The type of application that benefits from more onchip L2 cache is the type of program that likes to do large operations on a set of data1 or 2 MB in size. Thus, with sufficent cache, you can cache the data onchip and eleminate memory access for reading the file, as the whole file has been loaded into the chip. This allows work on the file to proceed much faster than if it had to have drawn 3/4ths of the file from main memory. Lemme just give you an example of the massive speed disparity between onboard cache and main memory.
P4 2.2GHZ
Internal L2 bandwidth SSE2 enabled:70GB/s
Internal L2 bandwidth non SSE2 enabled:35GB/s
Main memory:3.2GB/s
In programs where you're working with reasonably sized files (i.e. a 1 or 2 MB bitmap) having enough cache memory to bring the whole entire thing into cache would give you *tremondous* boosts in speed! Like as in the 20% range. Same thing for database's. If one entry in a database needs to have some things changed, if you can fit the whole thing into L2 cache you're going to work on it significantly faster than if not.

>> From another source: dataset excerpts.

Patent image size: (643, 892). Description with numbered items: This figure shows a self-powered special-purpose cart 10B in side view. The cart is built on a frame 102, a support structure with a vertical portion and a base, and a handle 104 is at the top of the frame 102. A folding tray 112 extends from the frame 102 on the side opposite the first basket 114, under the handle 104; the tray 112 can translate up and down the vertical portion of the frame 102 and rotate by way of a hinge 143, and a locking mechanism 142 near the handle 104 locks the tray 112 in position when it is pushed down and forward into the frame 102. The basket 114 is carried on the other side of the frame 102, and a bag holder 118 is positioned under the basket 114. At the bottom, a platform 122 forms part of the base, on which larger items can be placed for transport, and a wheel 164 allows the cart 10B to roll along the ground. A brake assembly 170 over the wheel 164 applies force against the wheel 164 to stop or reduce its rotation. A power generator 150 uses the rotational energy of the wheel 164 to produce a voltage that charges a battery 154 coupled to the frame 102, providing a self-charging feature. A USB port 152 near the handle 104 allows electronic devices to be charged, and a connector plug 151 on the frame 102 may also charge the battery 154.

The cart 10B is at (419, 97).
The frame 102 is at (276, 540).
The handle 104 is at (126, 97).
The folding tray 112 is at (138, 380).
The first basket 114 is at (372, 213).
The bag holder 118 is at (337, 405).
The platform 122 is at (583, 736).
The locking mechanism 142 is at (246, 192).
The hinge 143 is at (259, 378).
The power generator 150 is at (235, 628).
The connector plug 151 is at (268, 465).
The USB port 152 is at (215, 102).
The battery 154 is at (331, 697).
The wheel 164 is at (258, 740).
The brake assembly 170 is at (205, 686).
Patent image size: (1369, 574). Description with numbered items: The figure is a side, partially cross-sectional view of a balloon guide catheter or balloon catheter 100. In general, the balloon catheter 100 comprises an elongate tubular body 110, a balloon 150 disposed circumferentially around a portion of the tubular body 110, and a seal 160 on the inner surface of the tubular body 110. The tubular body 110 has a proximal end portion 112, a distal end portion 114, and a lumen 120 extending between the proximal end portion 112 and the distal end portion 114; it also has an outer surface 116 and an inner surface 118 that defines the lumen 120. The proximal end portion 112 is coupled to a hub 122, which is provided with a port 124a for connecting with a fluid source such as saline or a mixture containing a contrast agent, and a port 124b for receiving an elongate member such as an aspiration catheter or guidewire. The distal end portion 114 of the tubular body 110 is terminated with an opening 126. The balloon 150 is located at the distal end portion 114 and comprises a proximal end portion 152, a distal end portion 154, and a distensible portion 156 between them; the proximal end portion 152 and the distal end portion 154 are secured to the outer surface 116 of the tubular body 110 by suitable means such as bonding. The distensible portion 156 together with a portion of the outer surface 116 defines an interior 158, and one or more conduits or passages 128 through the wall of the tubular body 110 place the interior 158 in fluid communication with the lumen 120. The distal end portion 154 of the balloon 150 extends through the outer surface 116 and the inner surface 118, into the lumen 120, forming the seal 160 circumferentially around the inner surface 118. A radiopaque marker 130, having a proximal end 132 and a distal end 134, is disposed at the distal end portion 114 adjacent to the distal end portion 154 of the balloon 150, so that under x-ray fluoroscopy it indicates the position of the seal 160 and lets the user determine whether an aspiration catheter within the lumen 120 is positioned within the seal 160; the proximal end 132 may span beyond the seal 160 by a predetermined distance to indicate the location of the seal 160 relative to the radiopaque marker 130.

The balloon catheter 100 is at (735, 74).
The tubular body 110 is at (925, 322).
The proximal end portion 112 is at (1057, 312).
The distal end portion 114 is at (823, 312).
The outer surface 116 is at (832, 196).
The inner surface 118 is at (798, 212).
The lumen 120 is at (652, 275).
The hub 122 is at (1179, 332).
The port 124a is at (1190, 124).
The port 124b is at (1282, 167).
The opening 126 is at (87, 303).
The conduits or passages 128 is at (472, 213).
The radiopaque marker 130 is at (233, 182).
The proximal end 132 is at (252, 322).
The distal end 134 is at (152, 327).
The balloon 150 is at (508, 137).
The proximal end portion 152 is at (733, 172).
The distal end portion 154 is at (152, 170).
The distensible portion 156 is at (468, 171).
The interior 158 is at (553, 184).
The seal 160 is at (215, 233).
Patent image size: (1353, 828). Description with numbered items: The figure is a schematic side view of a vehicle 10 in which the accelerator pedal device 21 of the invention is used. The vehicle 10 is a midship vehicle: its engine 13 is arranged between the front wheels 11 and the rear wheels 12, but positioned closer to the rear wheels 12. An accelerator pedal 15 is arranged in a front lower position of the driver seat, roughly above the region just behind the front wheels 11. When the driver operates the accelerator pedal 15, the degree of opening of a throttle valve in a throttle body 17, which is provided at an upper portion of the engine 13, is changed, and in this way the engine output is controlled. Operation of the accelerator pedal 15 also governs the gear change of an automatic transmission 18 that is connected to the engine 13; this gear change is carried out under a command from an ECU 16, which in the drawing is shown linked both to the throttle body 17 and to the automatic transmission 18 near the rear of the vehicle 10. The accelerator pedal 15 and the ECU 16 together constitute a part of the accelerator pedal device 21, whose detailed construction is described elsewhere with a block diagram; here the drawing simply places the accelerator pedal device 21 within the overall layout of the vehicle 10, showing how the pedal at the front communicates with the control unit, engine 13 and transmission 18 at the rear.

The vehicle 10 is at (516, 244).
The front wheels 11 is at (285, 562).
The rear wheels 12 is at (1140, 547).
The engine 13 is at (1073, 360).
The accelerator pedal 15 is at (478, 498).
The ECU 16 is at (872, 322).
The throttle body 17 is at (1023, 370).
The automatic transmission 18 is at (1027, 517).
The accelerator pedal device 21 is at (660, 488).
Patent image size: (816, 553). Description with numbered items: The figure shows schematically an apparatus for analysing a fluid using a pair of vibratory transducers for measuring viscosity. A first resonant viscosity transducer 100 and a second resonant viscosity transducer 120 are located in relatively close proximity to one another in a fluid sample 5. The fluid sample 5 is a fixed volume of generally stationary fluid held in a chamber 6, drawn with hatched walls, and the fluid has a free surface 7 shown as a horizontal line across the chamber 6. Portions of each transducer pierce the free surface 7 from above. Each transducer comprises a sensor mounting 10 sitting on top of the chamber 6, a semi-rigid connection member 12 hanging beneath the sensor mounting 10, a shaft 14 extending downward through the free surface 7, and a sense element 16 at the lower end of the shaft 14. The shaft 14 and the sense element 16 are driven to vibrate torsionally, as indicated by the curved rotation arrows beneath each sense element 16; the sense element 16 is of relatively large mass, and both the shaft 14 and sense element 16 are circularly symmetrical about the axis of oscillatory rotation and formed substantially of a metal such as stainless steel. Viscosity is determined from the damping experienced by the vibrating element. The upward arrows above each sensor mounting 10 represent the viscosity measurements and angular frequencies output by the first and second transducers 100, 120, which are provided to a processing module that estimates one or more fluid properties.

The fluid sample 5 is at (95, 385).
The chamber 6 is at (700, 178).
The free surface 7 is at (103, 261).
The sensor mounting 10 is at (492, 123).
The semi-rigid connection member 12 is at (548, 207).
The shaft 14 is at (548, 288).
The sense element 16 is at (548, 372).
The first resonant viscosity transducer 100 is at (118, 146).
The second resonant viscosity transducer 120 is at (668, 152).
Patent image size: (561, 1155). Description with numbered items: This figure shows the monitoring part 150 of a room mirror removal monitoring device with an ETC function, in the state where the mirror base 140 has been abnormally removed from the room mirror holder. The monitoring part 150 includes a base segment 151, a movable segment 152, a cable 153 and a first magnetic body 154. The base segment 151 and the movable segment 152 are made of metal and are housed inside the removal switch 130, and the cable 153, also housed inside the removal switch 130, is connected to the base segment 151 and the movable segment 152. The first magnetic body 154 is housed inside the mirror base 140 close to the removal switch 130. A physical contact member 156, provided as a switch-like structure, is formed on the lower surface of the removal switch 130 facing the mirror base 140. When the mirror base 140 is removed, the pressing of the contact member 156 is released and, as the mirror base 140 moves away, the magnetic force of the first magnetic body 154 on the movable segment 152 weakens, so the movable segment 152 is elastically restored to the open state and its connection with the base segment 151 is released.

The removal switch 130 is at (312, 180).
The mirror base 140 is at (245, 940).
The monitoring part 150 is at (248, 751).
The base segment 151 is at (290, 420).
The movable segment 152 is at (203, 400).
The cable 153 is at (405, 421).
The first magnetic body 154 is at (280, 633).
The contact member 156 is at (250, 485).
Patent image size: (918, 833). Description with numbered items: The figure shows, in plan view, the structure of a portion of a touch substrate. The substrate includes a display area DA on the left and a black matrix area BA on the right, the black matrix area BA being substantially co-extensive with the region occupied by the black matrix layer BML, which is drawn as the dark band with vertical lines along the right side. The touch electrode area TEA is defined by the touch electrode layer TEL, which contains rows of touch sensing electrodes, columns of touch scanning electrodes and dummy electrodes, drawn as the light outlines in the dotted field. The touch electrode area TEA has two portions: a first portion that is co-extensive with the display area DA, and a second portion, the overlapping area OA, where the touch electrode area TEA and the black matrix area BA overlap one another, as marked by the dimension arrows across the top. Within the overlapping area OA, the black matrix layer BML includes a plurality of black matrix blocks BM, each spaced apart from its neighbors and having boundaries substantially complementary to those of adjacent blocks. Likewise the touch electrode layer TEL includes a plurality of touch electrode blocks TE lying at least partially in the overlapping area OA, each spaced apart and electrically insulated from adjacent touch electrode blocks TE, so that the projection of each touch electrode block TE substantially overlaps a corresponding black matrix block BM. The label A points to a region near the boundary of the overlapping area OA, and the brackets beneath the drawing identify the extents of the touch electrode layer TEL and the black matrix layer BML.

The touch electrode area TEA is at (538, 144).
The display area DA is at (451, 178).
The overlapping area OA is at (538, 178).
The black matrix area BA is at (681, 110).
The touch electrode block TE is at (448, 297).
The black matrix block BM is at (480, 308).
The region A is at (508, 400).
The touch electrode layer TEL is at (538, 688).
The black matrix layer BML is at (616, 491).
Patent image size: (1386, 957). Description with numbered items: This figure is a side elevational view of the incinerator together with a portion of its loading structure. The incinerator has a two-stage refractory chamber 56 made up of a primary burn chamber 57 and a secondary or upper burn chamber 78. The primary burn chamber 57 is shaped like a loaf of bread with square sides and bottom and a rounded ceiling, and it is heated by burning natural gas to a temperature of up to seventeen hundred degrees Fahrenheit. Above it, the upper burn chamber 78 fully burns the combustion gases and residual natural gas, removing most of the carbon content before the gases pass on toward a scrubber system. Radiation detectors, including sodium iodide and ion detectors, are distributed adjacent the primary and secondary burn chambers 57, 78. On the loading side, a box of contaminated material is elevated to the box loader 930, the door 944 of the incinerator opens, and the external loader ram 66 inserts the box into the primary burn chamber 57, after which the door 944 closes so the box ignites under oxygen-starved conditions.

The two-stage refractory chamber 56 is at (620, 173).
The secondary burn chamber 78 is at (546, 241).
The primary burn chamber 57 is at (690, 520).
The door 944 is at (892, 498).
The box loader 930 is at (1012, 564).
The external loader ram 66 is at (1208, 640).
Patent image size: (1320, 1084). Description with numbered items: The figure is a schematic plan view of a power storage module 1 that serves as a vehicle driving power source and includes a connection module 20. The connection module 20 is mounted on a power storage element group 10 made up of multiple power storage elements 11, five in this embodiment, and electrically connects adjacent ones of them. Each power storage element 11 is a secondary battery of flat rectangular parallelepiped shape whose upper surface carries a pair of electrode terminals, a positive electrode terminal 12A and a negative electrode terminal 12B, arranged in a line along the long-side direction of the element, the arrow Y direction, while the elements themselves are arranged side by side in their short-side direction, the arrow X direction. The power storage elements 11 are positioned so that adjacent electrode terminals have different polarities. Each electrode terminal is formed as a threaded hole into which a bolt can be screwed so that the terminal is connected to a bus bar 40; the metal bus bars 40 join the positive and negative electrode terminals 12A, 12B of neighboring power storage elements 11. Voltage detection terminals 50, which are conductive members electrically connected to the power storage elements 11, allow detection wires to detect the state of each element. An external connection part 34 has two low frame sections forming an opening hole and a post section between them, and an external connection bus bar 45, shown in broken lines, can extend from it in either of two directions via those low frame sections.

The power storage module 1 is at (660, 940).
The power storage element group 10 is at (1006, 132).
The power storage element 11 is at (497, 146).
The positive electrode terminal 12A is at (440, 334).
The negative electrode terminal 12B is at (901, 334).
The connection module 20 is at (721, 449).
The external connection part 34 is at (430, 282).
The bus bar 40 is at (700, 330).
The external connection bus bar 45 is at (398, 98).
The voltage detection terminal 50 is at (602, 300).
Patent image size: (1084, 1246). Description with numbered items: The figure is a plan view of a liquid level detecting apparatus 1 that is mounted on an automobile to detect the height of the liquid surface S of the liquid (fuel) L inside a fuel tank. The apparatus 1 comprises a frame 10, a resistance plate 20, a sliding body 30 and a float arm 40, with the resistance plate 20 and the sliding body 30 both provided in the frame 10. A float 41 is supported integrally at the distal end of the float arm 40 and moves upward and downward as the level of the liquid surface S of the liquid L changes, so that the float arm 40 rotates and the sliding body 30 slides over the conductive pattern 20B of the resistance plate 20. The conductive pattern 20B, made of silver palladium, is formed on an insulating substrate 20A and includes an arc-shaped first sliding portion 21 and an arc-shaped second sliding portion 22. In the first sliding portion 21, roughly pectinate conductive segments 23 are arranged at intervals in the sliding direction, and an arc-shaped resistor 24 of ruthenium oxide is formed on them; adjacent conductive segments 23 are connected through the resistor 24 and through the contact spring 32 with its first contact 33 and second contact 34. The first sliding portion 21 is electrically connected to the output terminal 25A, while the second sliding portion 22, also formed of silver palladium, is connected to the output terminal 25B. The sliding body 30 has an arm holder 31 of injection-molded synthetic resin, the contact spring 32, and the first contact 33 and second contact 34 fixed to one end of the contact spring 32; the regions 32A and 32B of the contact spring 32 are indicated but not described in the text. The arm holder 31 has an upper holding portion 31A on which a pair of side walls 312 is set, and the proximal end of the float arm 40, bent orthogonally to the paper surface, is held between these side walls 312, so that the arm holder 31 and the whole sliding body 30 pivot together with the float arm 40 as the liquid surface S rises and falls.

Things that *don't* benefit much from L2 cache are streaming applications where in you are depending mostly on RAM for your data access. or programs that have such small datasets that you don't need more than 256KB total cache to cache the objects your working on. But just imagine this situation.
You have a database. You have one entry where every person who's owed a certian amount of money needs to have their intrest recalculated. If 1 set of data is 1.5MB, a 2MB Xeon is gonna do a hell of alot better than a 512K Xeon because it doesn't have to go rummaging back to main memory every time it needs to make a modification to the file. Just make your modifications in L2, ship it back to main memory, get the next set of data, perform the same operation, ship it back, etc etc etc..
*OR* the best example! Photoshop! Imagine (again) your working with a 1.5MB file, this time you're doing a guassian blur filter. If you only had 256K of cache you would have to go back to main memory constantly to get the information about a certian part of the picture for interpolation etc.. and it would just waste alot of time. Now, assume you have a 2MB cache running at full core speed. Do a logic operation, check interpolation points, do another logic operation, create interpolation points, etc.. until the whole image is finished. Ship it back to main memory. Your done! No memory access! Again, I show you the figures.
P4 2.2GHZ
Internal L2 bandwidth SSE2 enabled:70GB/s
Internal L2 bandwidth non SSE2 enabled:35GB/s
Main memory:3.2GB/s
Now, the P4's prefetch instructions drastically reduce the benefit of tremondous caches in comparison to P3's. But large L2 caches are still very useful in the above mentioned applications.